L’analyse de l’étude a identifié un type spécifique de cellules immunitaires, appelées cellules T CD8+, qui travaillaient pour éliminer les cellules infectées. Lorsque les cellules T CD8 + ont été artificiellement épuisées, les avantages de l’ibuprofène ont été perdus, ce qui suggère que l’ibuprofène avait un effet réparateur sur ces cellules, selon l’étude. Des recherches antérieures ont suggéré que les molécules liées à l’inflammation entraînent une réactivité immunitaire ralentie dans d’autres cellules immunitaires responsables de la stimulation de la production de lymphocytes T, entraînant des réponses immunitaires lentes.

« Si vous enlevez ces molécules inflammatoires avec de l’ibuprofène, ces cellules immunitaires migreraient normalement et nous aurions stimulé les cellules T CD8 + », a déclaré Stefan Niewiesk, DVM, PhD, dans un communiqué de presse. « C’est l’idée, mais nous n’avons toujours pas ‘ t a confirmé le mécanisme.
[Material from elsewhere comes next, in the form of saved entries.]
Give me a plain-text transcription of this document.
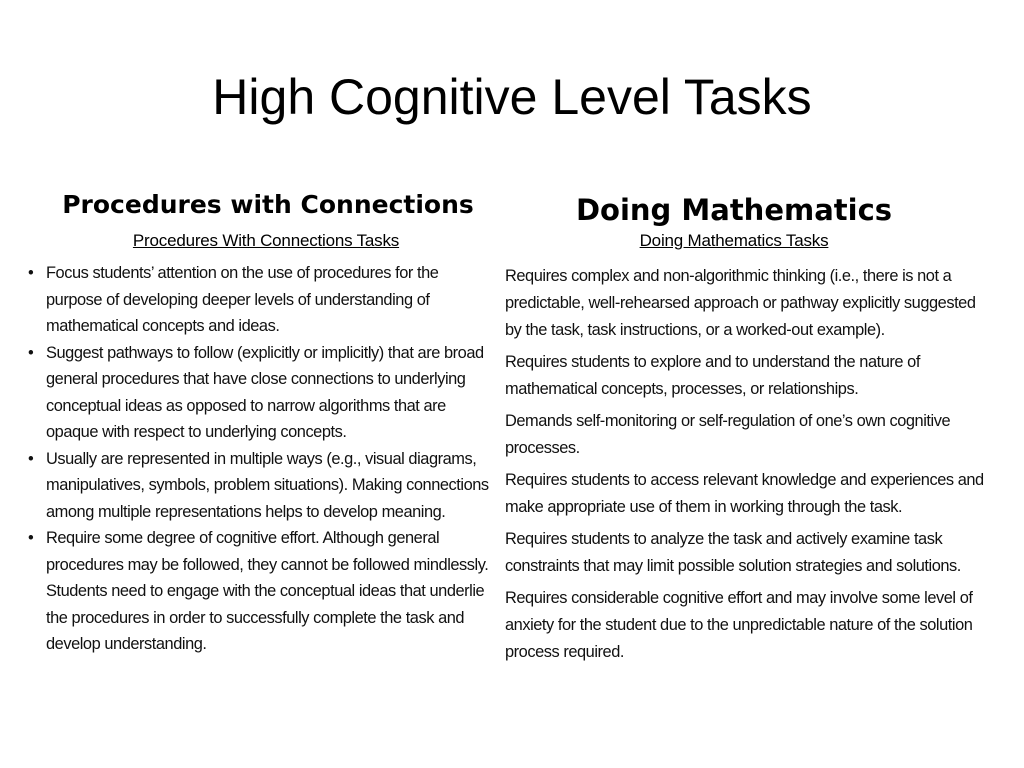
High Cognitive Level Tasks
Procedures with Connections
Procedures With Connections Tasks
• Focus students’ attention on the use of procedures for the purpose of developing deeper levels of understanding of mathematical concepts and ideas.
• Suggest pathways to follow (explicitly or implicitly) that are broad general procedures that have close connections to underlying conceptual ideas as opposed to narrow algorithms that are opaque with respect to underlying concepts.
• Usually are represented in multiple ways (e.g., visual diagrams, manipulatives, symbols, problem situations). Making connections among multiple representations helps to develop meaning.
• Require some degree of cognitive effort. Although general procedures may be followed, they cannot be followed mindlessly. Students need to engage with the conceptual ideas that underlie the procedures in order to successfully complete the task and develop understanding.
Doing Mathematics
Doing Mathematics Tasks
Requires complex and non-algorithmic thinking (i.e., there is not a predictable, well-rehearsed approach or pathway explicitly suggested by the task, task instructions, or a worked-out example).
Requires students to explore and to understand the nature of mathematical concepts, processes, or relationships.
Demands self-monitoring or self-regulation of one’s own cognitive processes.
Requires students to access relevant knowledge and experiences and make appropriate use of them in working through the task.
Requires students to analyze the task and actively examine task constraints that may limit possible solution strategies and solutions.
Requires considerable cognitive effort and may involve some level of anxiety for the student due to the unpredictable nature of the solution process required.
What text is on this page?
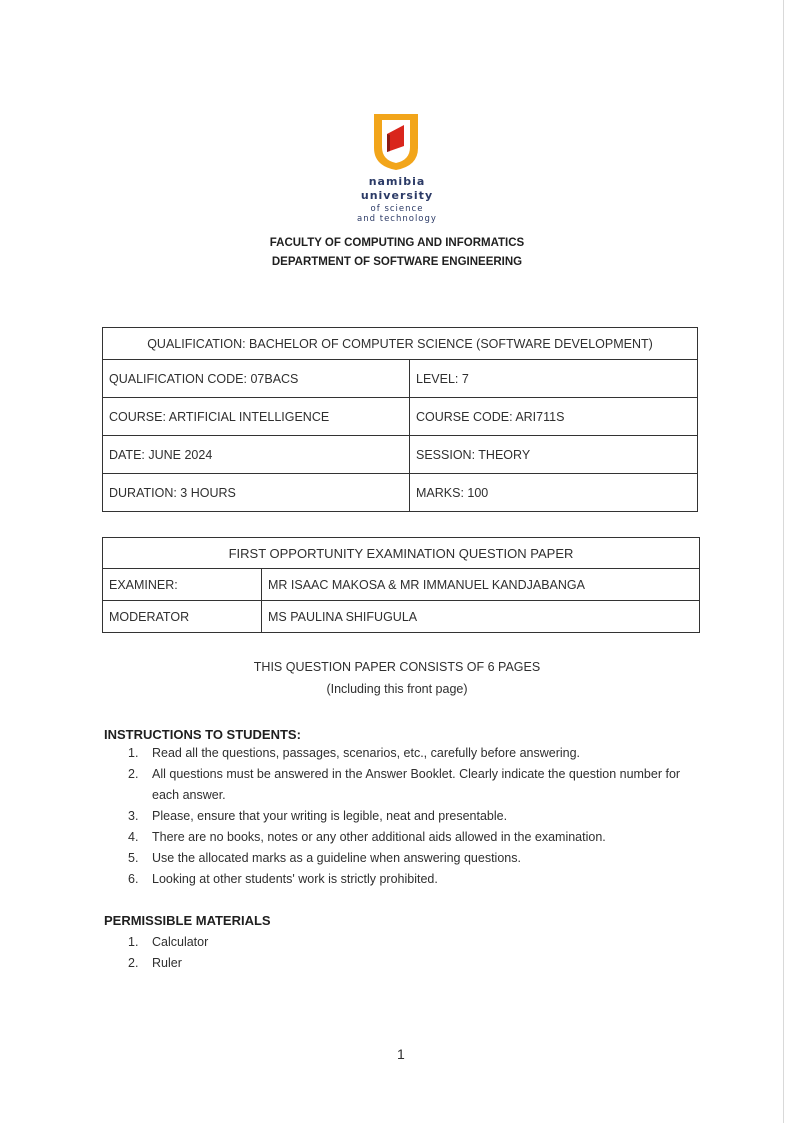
namibia
university
of science
and technology
FACULTY OF COMPUTING AND INFORMATICS
DEPARTMENT OF SOFTWARE ENGINEERING
QUALIFICATION: BACHELOR OF COMPUTER SCIENCE (SOFTWARE DEVELOPMENT)	
QUALIFICATION CODE: 07BACS	LEVEL: 7
COURSE: ARTIFICIAL INTELLIGENCE	COURSE CODE: ARI711S
DATE: JUNE 2024	SESSION: THEORY
DURATION: 3 HOURS	MARKS: 100
FIRST OPPORTUNITY EXAMINATION QUESTION PAPER	
EXAMINER:	MR ISAAC MAKOSA & MR IMMANUEL KANDJABANGA
MODERATOR	MS PAULINA SHIFUGULA
THIS QUESTION PAPER CONSISTS OF 6 PAGES
(Including this front page)
INSTRUCTIONS TO STUDENTS:
1. Read all the questions, passages, scenarios, etc., carefully before answering.
2. All questions must be answered in the Answer Booklet. Clearly indicate the question number for each answer.
3. Please, ensure that your writing is legible, neat and presentable.
4. There are no books, notes or any other additional aids allowed in the examination.
5. Use the allocated marks as a guideline when answering questions.
6. Looking at other students' work is strictly prohibited.
PERMISSIBLE MATERIALS
1. Calculator
2. Ruler
1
Nous demandons également quelle partie de la cascade inflammatoire l’ibuprofène affecte-t-il ? À quoi ressemble l’inflammation chez ces animaux âgés – est-elle toujours présente et augmente-t-elle ensuite avec l’infection ? C’est là que nous cherchons en ce moment.

Les chercheurs ont déclaré que ces résultats suggèrent que les réponses immunitaires sont améliorées en réduisant l’inflammation liée à l’âge. Cependant, ils soulignent qu’il est trop tôt pour envisager d’utiliser l’ibuprofène comme mesure préventive contre le VRS, et une utilisation prolongée de l’ibuprofène peut endommager les reins et la muqueuse gastrique.

« Pendant longtemps, les gens ont pensé que certaines cellules immunitaires étaient épuisées et ne pouvaient plus fonctionner correctement », a déclaré Niewiesk. « Et puis nous avons commencé à traiter contre l’inflammation, et tout à coup les vieilles cellules peuvent faire leur travail comme les jeunes cellules. »

Selon les enquêteurs, le VRS cause environ 14 000 décès et 177 000 hospitalisations par an chez les adultes américains de plus de 65 ans, et l’infection initiale n’entraîne pas de réponse immunitaire à long terme au virus.